Bombieri now works in the United States. In 1996 Bombieri was elected to membership of the National Academy of Sciences. The citation for him read:-
Bombieri is one of the world's most versatile and distinguished mathematicians. He has significantly influenced number theory, algebraic geometry, partial differential equations, several complex variables, and the theory of finite groups. His remarkable technical strength is complemented by an unerring instinct for the crucial problems in key areas of mathematics.

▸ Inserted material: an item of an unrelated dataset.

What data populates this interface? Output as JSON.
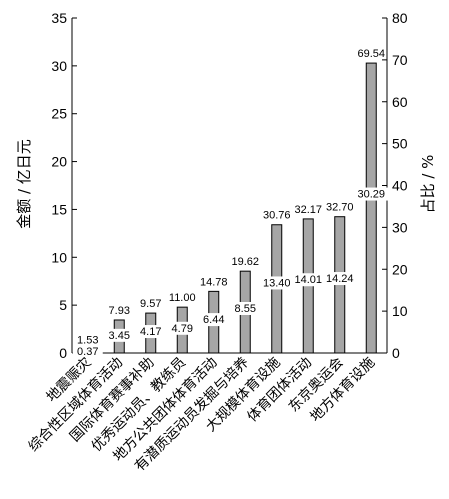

In addition to the awards mentioned above, Bombieri received the Feltrinelli Prize in 1976, the Cavaliere di Gran Croce al Merito della Repubblica, Italy in 2002, and the Premio Internazionale Pitagora from the City of Crotone in Italy in 2006. Jointly with Walter Gubler, Bombieri was awarded the 2008 Doob Prize at the 114th Annual Meeting of the American Mathematical Society in San Diego in January 2008. The award was made for the book Heights in Diophantine Geometry jointly authored by Bombieri and Gubler. The citation for the prize reads:-
The book is a research monograph on all aspects of Diophantine geometry, both from the perspective of arithmetic geometry and of transcendental number theory. ... One gets the sense that every lemma, every theorem, every remark has been carefully considered, and every proof has been thought through in every detail. There are well-chosen illuminating examples throughout every chapter. The book is a masterpiece in terms of its original approach, its unrivalled comprehensiveness, and the sheer elegance of the exposition. There can be no doubt that this book will become the basis for the future development of this central subject of modern mathematics.